This morning I feel determined to write *something*. One of my best friends (since Jr. High!) wrote last night and wondered if everything was alright since the there was nothing new on the blog for so long. Way to kick my butt, Patty :-).
This time of year gets so hectic. Besides all the things that go on inside the house, like getting the kid off for her first day as a senior today - sob! - the things going on outside are driving me to distraction. Suddenly I realize that if it isn't gathered and preserved now, it will be gone until sometime next year. Things like plantain and jewelweed are used for products that are needed before they are big enough to use next spring. The elderberries are are turning just about dark enough to pick --- when the birds eat them. We have a constant battle going on. If I pick them just at dusk, they will have had a whole day to deepen, and it seems that the birds feed in the morning.
All of the sudden, everything is ripe or just about to go to seed or drop seeds.
The garden is pathetic, but occasionally I go out and kick a clod of dirt and mutter to myself.
Right now I'm looking out the window at the roving band of banty chickens on the hillside. It is a good 100 - 150 yards away, but there is a optical illusion caused by the way the hills and valleys make things appear. The chickens are on the next rise over, so they appear closer. Anyhow, there are several generations of these cute little fowl. My sister calls them the kids, the teenagers, and the grown up. There is also a gang of babies, but they don't go up on the hill yet.

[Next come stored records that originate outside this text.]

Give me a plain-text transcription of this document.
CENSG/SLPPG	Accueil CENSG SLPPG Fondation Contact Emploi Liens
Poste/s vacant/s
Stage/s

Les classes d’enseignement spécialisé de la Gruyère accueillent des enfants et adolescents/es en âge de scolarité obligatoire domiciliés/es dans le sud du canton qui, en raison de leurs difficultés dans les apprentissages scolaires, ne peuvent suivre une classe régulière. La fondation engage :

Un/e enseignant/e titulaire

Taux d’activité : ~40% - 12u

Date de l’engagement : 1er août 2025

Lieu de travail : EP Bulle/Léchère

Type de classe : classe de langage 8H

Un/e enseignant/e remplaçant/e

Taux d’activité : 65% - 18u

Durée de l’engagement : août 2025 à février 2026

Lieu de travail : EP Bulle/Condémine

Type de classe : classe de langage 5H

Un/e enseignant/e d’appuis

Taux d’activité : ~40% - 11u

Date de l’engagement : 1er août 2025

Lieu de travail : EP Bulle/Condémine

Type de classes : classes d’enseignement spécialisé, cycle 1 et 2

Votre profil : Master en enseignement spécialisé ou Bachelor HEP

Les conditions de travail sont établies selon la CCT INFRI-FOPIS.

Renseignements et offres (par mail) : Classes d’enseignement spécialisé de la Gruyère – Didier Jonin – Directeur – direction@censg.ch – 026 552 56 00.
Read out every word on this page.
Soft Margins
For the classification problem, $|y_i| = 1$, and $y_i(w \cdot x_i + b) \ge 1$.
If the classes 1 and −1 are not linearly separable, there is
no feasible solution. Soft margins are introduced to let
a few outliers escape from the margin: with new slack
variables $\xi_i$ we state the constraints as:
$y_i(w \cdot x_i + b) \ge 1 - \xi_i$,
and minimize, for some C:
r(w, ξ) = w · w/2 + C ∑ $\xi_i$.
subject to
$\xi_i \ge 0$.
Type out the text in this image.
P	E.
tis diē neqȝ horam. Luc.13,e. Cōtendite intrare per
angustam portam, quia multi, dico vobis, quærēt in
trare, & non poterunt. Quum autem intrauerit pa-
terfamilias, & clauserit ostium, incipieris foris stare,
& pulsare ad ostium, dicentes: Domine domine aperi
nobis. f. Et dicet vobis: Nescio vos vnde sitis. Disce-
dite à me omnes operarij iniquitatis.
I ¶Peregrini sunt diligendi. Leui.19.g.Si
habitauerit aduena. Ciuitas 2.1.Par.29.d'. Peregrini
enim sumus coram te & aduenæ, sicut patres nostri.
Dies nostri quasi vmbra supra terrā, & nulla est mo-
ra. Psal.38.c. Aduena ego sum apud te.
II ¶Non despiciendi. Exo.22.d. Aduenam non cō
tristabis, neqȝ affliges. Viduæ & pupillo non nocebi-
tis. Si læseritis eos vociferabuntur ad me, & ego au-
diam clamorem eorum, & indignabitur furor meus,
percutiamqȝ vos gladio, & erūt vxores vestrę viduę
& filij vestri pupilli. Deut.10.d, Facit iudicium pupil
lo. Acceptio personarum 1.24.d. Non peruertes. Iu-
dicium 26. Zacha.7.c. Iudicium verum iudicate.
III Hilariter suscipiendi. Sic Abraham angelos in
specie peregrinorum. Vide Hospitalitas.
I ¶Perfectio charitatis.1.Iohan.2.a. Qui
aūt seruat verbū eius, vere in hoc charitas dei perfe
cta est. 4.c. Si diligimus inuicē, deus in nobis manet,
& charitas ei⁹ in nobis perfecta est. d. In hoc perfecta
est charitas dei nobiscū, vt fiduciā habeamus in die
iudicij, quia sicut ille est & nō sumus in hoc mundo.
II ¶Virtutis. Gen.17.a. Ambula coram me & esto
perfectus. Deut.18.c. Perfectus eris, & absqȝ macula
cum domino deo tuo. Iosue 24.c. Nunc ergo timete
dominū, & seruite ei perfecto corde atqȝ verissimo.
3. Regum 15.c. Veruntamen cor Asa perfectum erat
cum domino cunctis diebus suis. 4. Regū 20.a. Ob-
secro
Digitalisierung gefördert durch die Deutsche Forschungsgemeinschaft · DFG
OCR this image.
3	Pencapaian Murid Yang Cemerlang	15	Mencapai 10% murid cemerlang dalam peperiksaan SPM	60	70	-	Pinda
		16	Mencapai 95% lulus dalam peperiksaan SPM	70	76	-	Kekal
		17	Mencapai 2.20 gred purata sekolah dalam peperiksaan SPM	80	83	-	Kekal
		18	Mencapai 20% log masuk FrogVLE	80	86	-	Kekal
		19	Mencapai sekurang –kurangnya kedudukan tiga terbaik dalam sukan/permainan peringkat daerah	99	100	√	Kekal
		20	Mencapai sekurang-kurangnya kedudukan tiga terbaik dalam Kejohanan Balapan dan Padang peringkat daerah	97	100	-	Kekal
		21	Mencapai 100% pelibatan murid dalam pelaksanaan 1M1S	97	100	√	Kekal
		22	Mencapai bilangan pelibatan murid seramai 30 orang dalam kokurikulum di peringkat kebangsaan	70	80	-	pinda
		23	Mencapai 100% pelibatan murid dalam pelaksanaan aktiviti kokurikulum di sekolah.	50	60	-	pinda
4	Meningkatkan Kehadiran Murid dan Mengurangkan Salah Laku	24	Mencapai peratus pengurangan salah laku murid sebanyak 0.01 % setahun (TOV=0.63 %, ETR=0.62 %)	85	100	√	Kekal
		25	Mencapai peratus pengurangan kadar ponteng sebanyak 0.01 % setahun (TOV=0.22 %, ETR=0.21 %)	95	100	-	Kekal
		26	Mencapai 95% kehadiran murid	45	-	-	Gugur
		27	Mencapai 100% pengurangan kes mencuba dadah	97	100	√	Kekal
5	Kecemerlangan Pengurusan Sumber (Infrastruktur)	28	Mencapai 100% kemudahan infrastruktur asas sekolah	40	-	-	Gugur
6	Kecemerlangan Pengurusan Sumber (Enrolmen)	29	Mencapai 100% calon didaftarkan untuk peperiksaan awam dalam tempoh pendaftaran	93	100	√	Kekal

They wander among the rows of trees, and it is a funny sight. First thing this morning Molly and I were standing at the window watching and laughing. The funniest part is that the guineas have decided that they want to be chickens too. The pale guinea doesn't want to hang around the gray one anymore. They were 2 peas in a pod for years. But the pale one thinks she's a chicken and the poor gray one stands in my yard plaintively calling for her friend who pretends to be deaf to her call.
Below is a picture I took a couple of weeks ago of some of the tobacco in a farm field in the other end of the county. Tobacco seems to be coming back as a crop here. Locally, the tobacco grown is for cigar wrappers. As kids we tried it a time or two (I believe we used notebook paper - gag) and believe me, it is different. But the farmers "top" it when the blossoms begin to appear.
After seeing the price that tobacco absolute is going for, perhaps I should talk to one of these guys and ask them to save the flowers for me. Wouldn't THAT be fun to distill!?!